De su nómina le descontaban un dinerito que el Gobierno gestionaría para asegurar su bienestar presente y venidero, una cantidad que le ayudaría a vivir cuando fuese anciano, cuando sus quebradizos huesos no le permitiesen soportar, por más tiempo, el peso de la echadera.

El día previo al de su jubilación, sus amigos y clientes del pueblo organizaron una fiesta en su honor. Los vecinos no paraban de decirle lo afortunado que sería durante su retiro pues cobraría una paga sin trabajar, ¡menudo chollo!

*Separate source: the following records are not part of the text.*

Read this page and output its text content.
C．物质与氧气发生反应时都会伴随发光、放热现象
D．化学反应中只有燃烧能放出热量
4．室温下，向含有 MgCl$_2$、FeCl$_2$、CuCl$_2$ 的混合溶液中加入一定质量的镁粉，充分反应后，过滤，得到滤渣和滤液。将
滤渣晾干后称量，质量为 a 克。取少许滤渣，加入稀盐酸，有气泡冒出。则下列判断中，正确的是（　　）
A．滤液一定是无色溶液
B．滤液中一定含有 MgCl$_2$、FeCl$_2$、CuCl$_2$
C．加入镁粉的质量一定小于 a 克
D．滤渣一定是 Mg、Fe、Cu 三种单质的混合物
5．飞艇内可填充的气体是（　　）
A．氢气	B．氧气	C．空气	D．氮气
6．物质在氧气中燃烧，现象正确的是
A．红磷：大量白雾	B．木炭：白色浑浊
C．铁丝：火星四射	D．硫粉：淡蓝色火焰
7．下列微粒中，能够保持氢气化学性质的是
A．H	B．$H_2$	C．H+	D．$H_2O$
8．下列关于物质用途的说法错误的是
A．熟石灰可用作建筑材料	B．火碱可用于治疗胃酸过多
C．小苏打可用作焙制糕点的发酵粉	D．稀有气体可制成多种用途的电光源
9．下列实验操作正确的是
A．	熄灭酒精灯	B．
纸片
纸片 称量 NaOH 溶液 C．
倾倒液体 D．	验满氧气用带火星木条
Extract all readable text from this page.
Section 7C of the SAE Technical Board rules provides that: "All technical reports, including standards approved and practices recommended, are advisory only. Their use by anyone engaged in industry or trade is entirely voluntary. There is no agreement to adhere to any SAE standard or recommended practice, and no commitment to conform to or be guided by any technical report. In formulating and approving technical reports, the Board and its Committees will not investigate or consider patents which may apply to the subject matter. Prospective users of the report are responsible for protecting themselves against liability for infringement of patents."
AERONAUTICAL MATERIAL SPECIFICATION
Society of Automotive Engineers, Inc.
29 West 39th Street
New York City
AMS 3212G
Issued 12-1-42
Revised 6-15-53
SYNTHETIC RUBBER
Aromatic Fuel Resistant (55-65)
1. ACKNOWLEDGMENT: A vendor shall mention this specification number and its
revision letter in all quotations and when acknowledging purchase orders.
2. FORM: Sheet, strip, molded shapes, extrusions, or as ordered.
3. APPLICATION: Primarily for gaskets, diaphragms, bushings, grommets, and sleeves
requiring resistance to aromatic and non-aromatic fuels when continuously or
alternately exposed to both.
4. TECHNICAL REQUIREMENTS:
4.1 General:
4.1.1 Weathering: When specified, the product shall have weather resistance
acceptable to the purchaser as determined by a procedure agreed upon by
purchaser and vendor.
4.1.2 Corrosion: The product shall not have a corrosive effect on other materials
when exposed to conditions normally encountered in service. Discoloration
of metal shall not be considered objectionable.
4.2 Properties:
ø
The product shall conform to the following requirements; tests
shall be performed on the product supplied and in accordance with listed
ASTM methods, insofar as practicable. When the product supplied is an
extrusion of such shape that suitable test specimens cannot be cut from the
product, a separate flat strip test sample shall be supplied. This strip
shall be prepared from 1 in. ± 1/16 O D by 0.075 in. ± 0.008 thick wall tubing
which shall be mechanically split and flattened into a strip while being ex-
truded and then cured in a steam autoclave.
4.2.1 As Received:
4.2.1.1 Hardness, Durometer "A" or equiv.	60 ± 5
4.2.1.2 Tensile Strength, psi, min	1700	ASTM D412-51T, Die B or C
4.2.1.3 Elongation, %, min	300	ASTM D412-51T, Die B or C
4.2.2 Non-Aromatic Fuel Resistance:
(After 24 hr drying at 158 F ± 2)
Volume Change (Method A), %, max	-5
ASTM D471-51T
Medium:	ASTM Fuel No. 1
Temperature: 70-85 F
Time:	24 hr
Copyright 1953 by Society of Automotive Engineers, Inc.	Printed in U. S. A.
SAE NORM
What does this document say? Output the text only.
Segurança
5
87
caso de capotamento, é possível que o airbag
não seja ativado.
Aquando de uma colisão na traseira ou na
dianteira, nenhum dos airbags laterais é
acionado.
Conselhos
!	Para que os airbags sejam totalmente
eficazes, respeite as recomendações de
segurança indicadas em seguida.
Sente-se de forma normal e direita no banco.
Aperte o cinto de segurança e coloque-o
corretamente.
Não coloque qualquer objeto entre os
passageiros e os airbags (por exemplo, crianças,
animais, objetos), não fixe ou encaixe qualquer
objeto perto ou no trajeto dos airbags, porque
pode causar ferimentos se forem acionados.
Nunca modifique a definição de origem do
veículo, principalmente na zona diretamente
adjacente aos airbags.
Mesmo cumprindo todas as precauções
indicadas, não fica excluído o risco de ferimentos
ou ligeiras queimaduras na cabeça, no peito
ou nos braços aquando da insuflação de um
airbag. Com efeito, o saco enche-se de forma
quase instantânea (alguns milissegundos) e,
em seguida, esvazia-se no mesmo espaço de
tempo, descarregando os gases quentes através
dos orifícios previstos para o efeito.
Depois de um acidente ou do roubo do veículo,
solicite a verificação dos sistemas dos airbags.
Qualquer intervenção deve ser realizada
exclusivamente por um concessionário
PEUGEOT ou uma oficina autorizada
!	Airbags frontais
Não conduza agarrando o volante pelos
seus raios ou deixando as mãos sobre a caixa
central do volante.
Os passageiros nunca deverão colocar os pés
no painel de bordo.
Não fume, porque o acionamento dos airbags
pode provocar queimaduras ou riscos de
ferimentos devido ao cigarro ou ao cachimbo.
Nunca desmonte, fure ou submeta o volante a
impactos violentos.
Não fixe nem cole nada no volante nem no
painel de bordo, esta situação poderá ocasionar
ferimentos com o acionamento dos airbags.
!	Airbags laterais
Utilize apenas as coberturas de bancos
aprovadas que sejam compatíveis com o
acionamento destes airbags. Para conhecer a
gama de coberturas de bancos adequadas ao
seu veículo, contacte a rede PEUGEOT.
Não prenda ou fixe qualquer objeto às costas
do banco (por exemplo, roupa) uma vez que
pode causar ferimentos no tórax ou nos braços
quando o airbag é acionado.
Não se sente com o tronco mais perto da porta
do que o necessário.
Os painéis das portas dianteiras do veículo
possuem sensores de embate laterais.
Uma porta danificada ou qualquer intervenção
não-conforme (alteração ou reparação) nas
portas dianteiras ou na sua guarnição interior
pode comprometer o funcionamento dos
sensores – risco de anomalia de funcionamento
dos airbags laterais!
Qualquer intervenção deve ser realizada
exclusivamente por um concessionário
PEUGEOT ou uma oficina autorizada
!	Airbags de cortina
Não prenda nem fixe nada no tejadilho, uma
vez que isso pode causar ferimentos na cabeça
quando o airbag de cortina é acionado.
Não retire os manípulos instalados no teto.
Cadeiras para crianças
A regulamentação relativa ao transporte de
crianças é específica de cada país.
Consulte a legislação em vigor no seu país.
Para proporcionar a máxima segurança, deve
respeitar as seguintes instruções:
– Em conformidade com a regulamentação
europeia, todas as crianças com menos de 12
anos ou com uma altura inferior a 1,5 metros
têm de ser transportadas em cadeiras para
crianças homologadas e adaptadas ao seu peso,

Cuando escuchaba estas palabras, Eusebio se encogía de hombros.

-¡Claro que voy a cobrarla! -pensaba-, han cogido parte de mi salario, lo han gestionado por mí y ahora me pagarán mi asignación mensual porque me la he ganado con mi esfuerzo, porque la he ahorrado.

Cuando se jubiló, Eusebio sonrió a la vida, respiró la mañana tranquila y soñó la noche silenciosa en que se acostaría tarde y dormiría hasta el mediodía; sin embargo, un día de mayo escuchó que el Gobierno anunciaba la congelación de su pensión, la suya, la de él, la que había cedido mensualmente sin rechistar durante tantos años de afanosa labor.

-Lo llaman congelación -dijo para sí-, claro, porque tieso me dejarán, seguro.

Entonces recordó las palabras de un empresario cervecero cuando, hace muchos años, despidió a alguno de sus trabajadores diciendo que tenía que ‘adelgazar la organización’, cosas del lenguaje, adelgazar y congelar, palabras con las que definir paro y precariedad.

El animoso Eusebio, muy enfadado, activó sus artríticas piernas y se acercó al chalé del señorito abogado con la intención de denunciar al Gobierno por apropiación indebida o como quiera que se llamara esa cosa que los ministros pretendían hacer con su dinero.